Question

When magnesium reacts with hydrochloric acid, hydrogen gas is formed: 2HCl + Mg → H2 + MgCl2. What is the volume of hydrogen produced at 25°C and 101.3 kilopascals when 49.0 grams of HCl reacts with excess magnesium? Use the periodic table and ideal gas resource.
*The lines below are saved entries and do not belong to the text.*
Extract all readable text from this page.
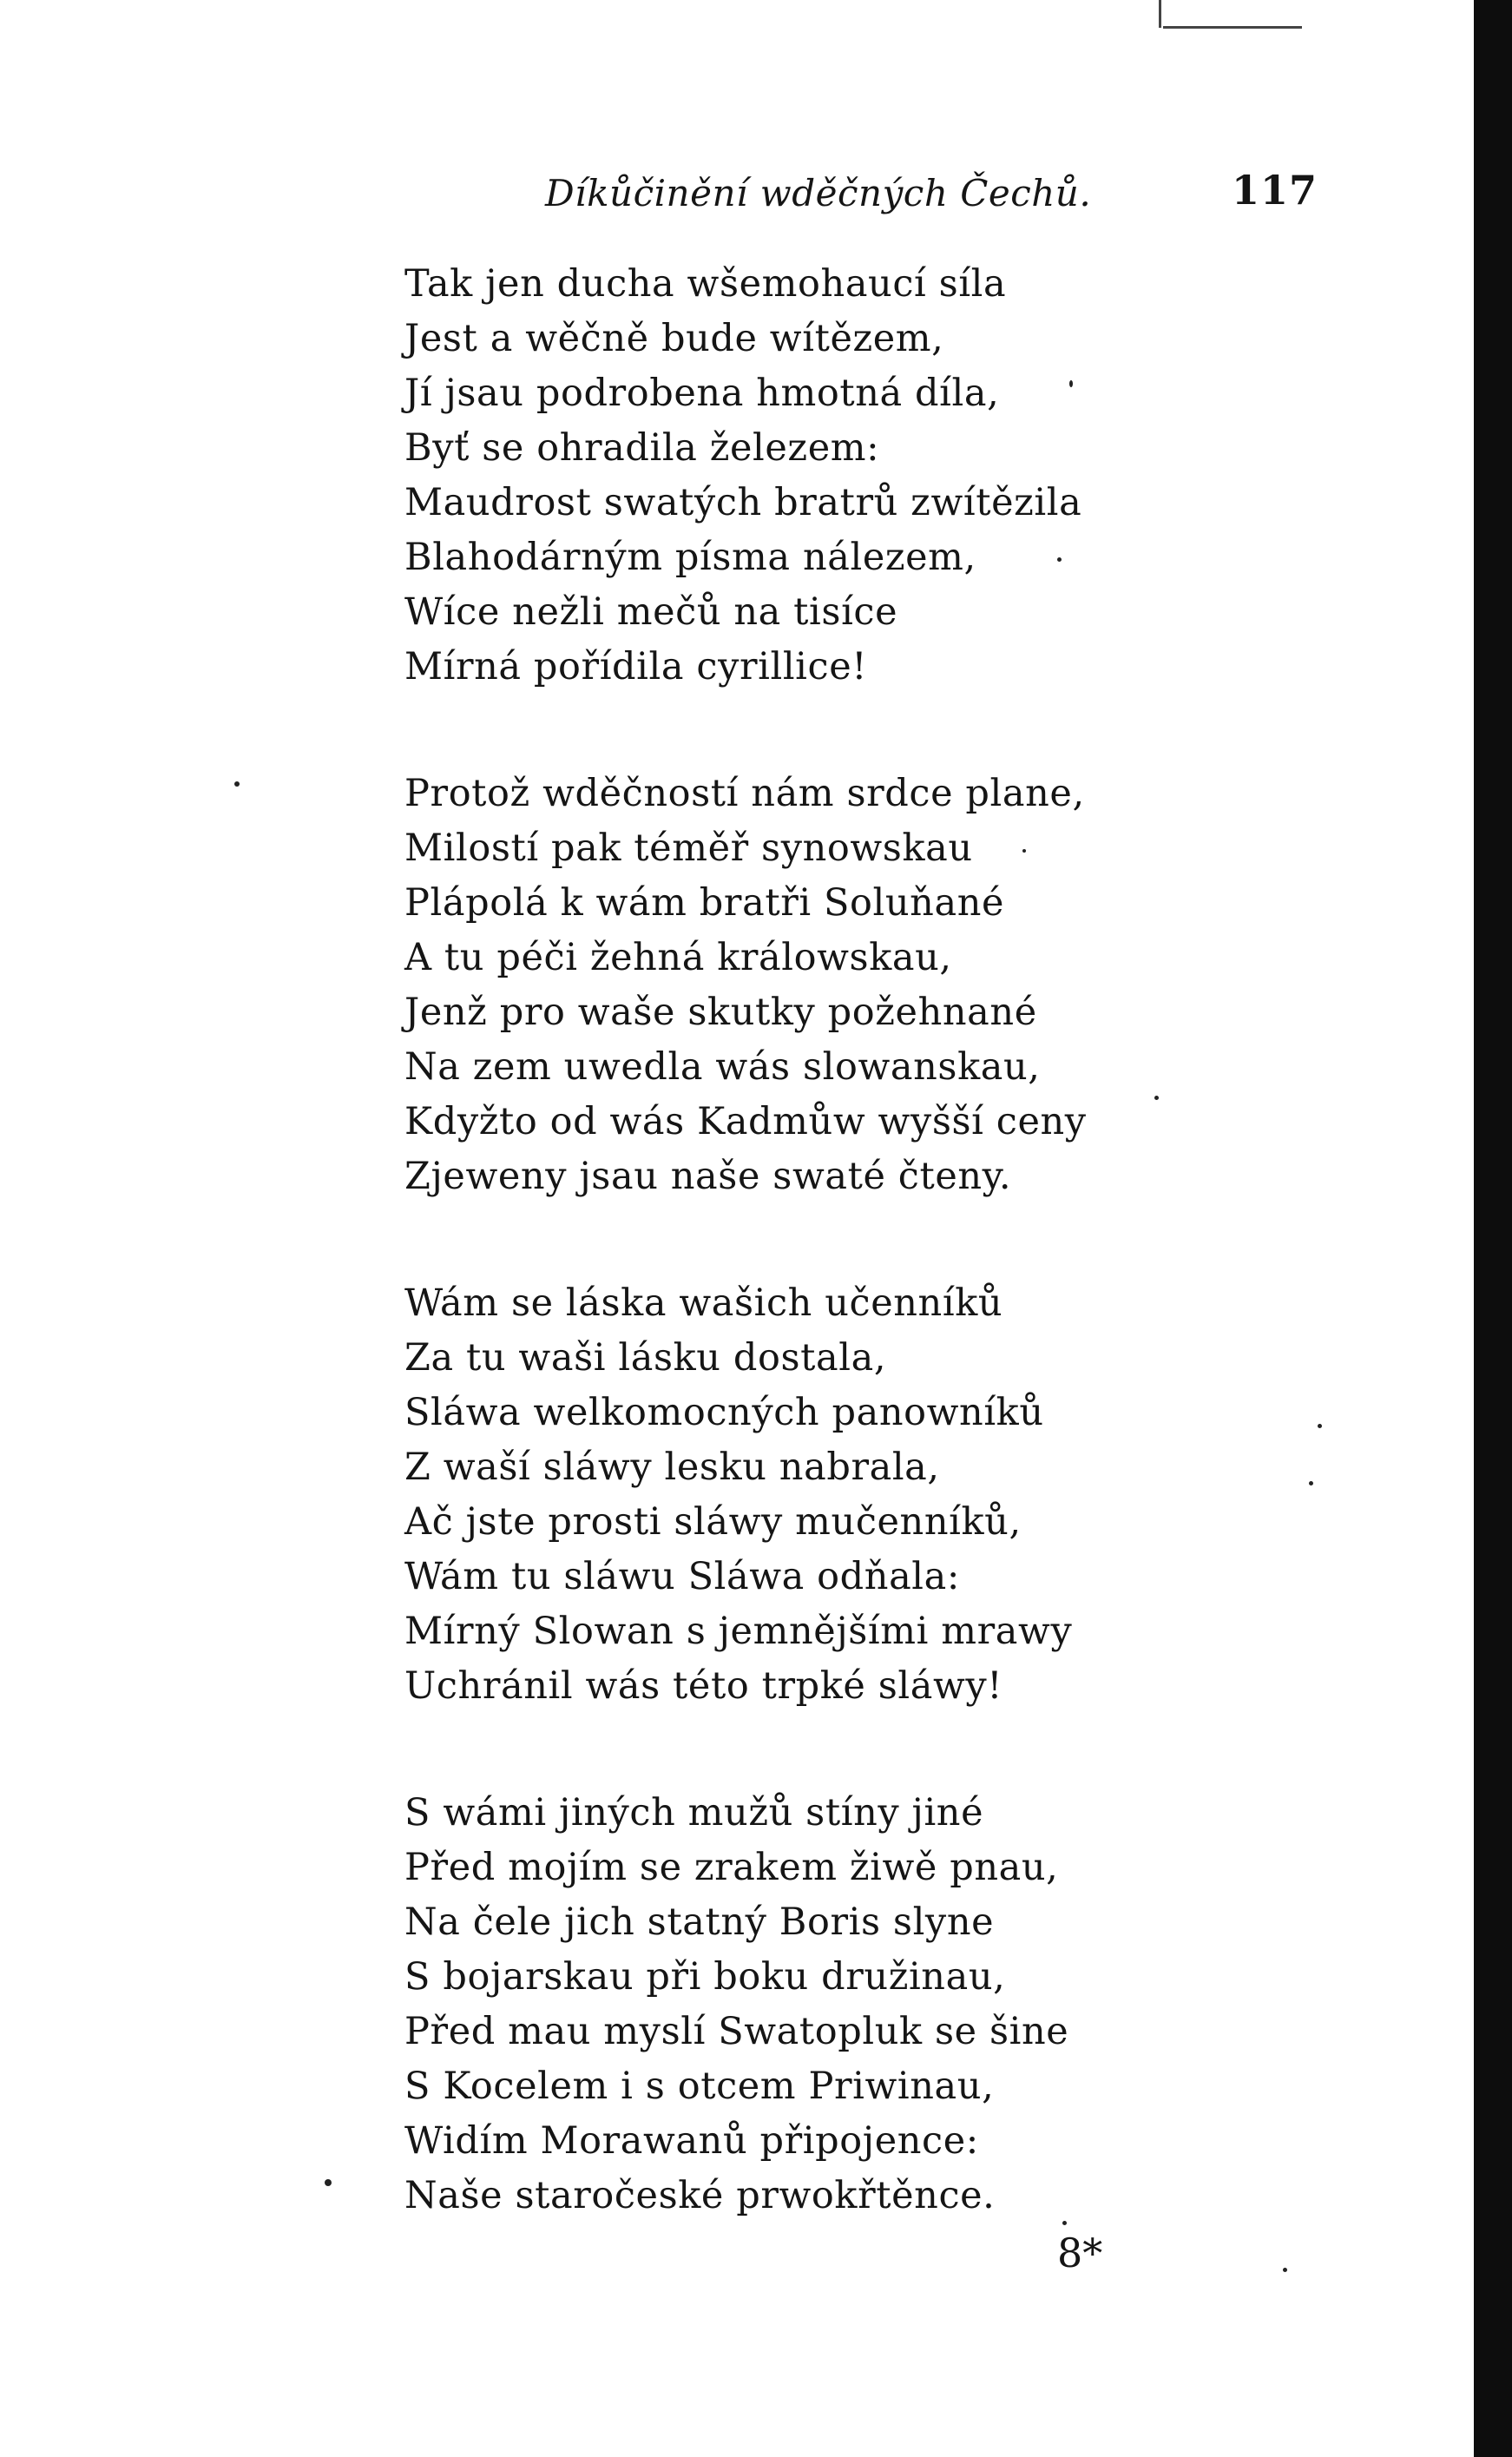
Díkůčinění wděčných Čechů.	117
Tak jen ducha wšemohaucí síla
Jest a wěčně bude wítězem,
Jí jsau podrobena hmotná díla,
Byť se ohradila železem:
Maudrost swatých bratrů zwítězila
Blahodárným písma nálezem,
Wíce nežli mečů na tisíce
Mírná pořídila cyrillice!
Protož wděčností nám srdce plane,
Milostí pak téměř synowskau
Plápolá k wám bratři Soluňané
A tu péči žehná králowskau,
Jenž pro waše skutky požehnané
Na zem uwedla wás slowanskau,
Kdyžto od wás Kadmůw wyšší ceny
Zjeweny jsau naše swaté čteny.
Wám se láska wašich učenníků
Za tu waši lásku dostala,
Sláwa welkomocných panowníků
Z waší sláwy lesku nabrala,
Ač jste prosti sláwy mučenníků,
Wám tu sláwu Sláwa odňala:
Mírný Slowan s jemnějšími mrawy
Uchránil wás této trpké sláwy!
S wámi jiných mužů stíny jiné
Před mojím se zrakem žiwě pnau,
Na čele jich statný Boris slyne
S bojarskau při boku družinau,
Před mau myslí Swatopluk se šine
S Kocelem i s otcem Priwinau,
Widím Morawanů připojence:
Naše staročeské prwokřtěnce.
8*
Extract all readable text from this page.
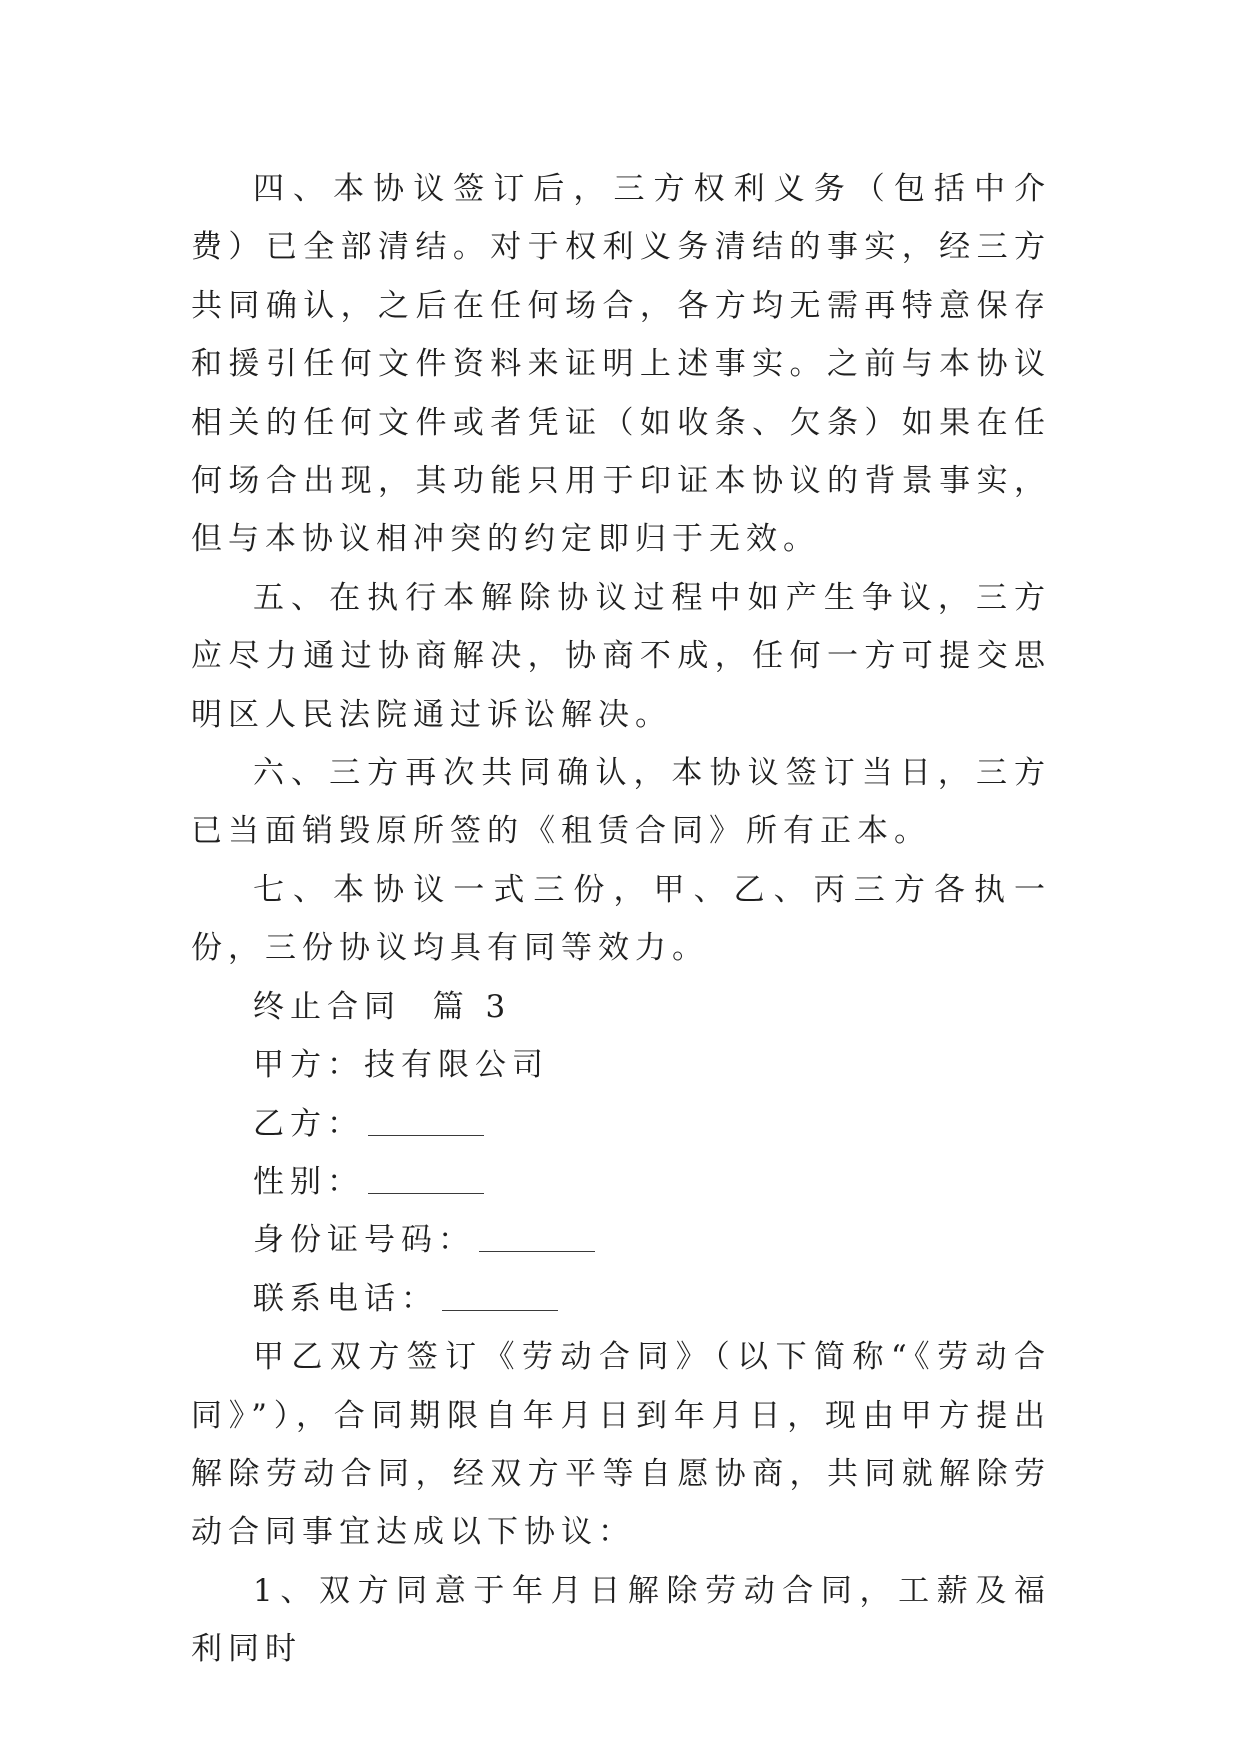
四、本协议签订后，三方权利义务（包括中介费）已全部清结。对于权利义务清结的事实，经三方共同确认，之后在任何场合，各方均无需再特意保存和援引任何文件资料来证明上述事实。之前与本协议相关的任何文件或者凭证（如收条、欠条）如果在任何场合出现，其功能只用于印证本协议的背景事实，但与本协议相冲突的约定即归于无效。

五、在执行本解除协议过程中如产生争议，三方应尽力通过协商解决，协商不成，任何一方可提交思明区人民法院通过诉讼解决。

六、三方再次共同确认，本协议签订当日，三方已当面销毁原所签的《租赁合同》所有正本。

七、本协议一式三份，甲、乙、丙三方各执一份，三份协议均具有同等效力。

终止合同  篇 3

甲方：技有限公司

乙方：

性别：

身份证号码：

联系电话：

甲乙双方签订《劳动合同》（以下简称“《劳动合同》”），合同期限自年月日到年月日，现由甲方提出解除劳动合同，经双方平等自愿协商，共同就解除劳动合同事宜达成以下协议：

1、双方同意于年月日解除劳动合同，工薪及福利同时
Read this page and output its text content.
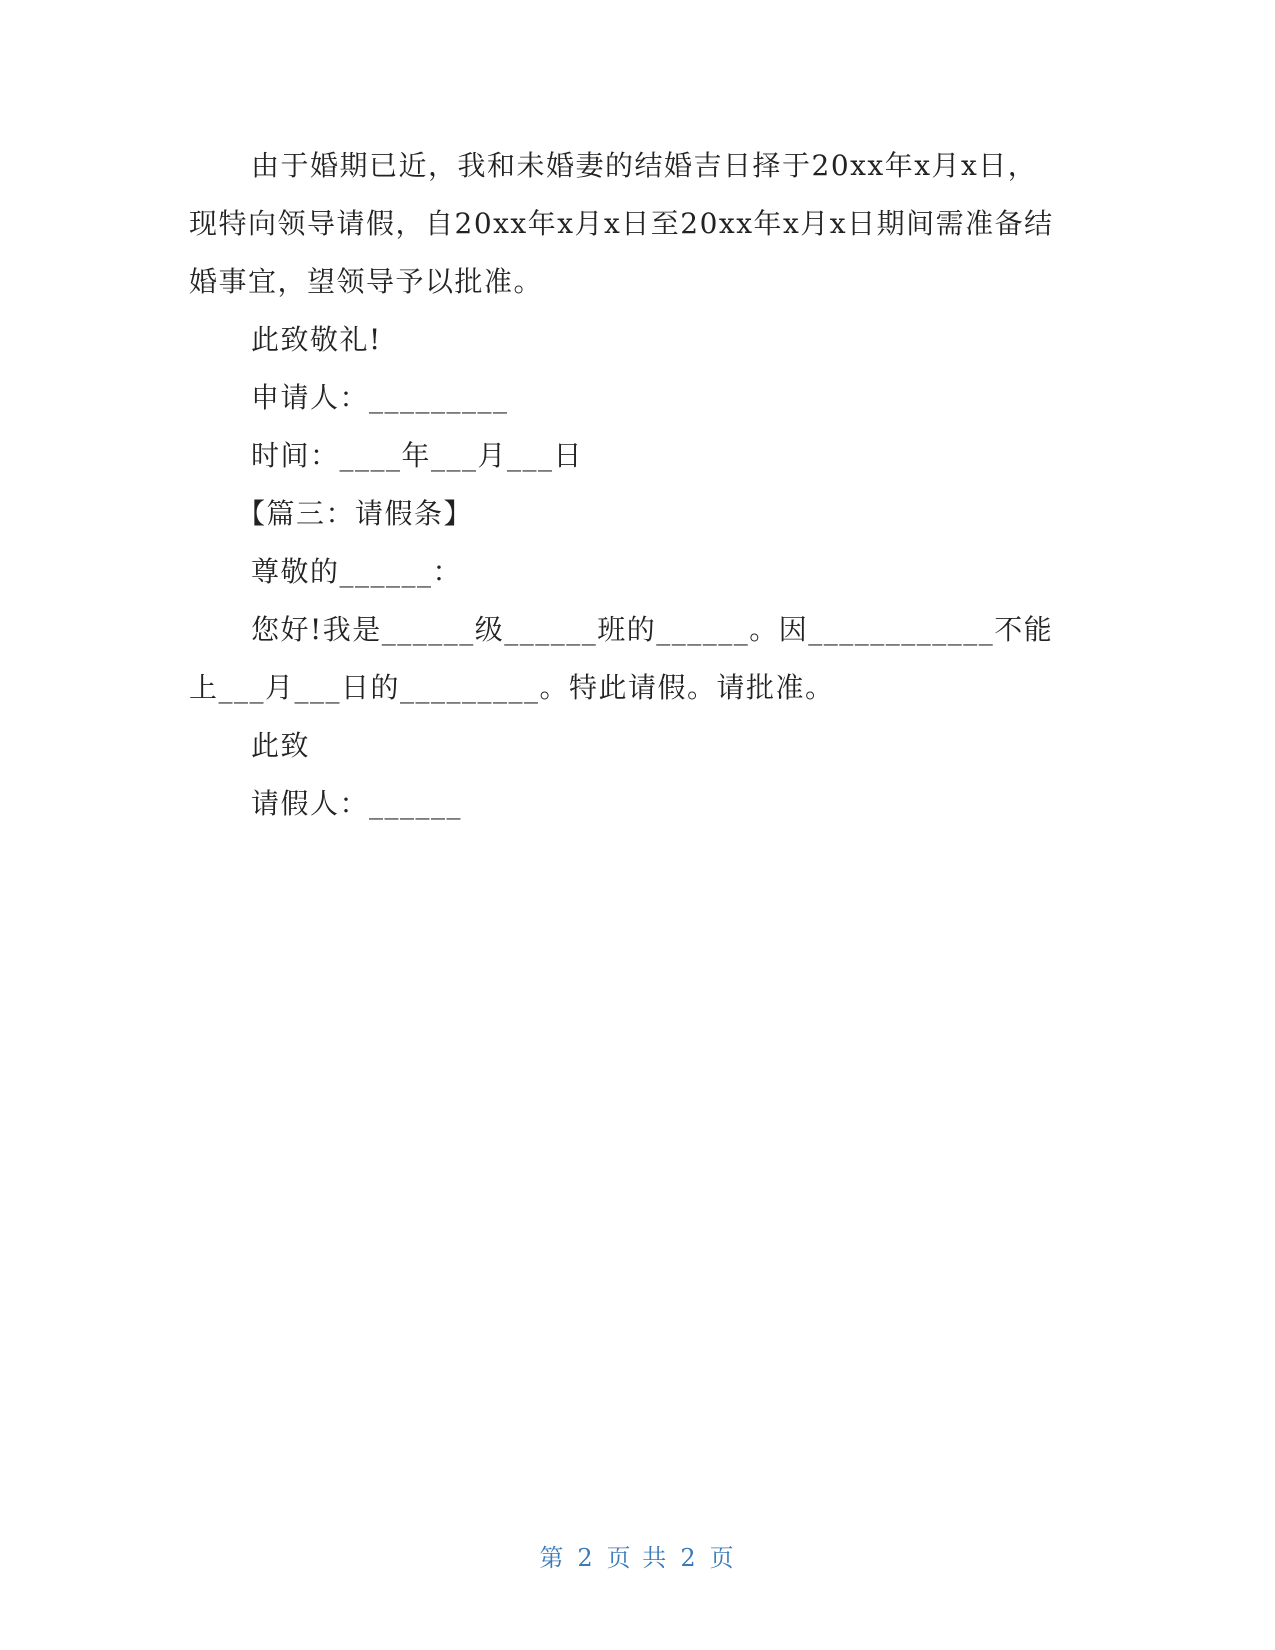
由于婚期已近，我和未婚妻的结婚吉日择于20xx年x月x日，
现特向领导请假，自20xx年x月x日至20xx年x月x日期间需准备结
婚事宜，望领导予以批准。
此致敬礼!
申请人：_________
时间：____年___月___日
【篇三：请假条】
尊敬的______：
您好!我是______级______班的______。因____________不能
上___月___日的_________。特此请假。请批准。
此致
请假人：______
第 2 页 共 2 页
A. 1.38 L B. 2.76 L C. 16.4 L D. 32.9 L E. 33.1 L

Answer 1

Answer:- C. 16.4 L

Solution:- The given balanced equation is:

$2HCl+Mg\rightarrow H_2+MgCl_2$

From this equation, there is 2:1 mol ratio between HCl and hydrogen gas. First of all we calculate the moles of hydrogen gas from given grams of HCl using stoichiometry and then the volume of hydrogen gas could be calculated using ideal gas law equation, PV = nRT.

Molar mass of HCl = 1.008 + 35.45 = 36.458 gram per mol

The calculations are shown below:

$49.0gHCl(\frac{1molHCl}{36.458gHCl})(\frac{1molH_2}{2molHCl})$

= $0.672molH_2$

Now we will use ideal gas equation to calculate the volume.

n = 0.672 mol

T = 25 + 273 = 298 K

P = 101.3 kPa = 1 atm

R = $0.0821\frac{atm.L}{mol.K}$

PV = nRT

1(V) = (0.672)(0.0821)(298)

V = 16.4 L

From calculations, 16.4 L of hydrogen gas are formed and so the correct choice is C.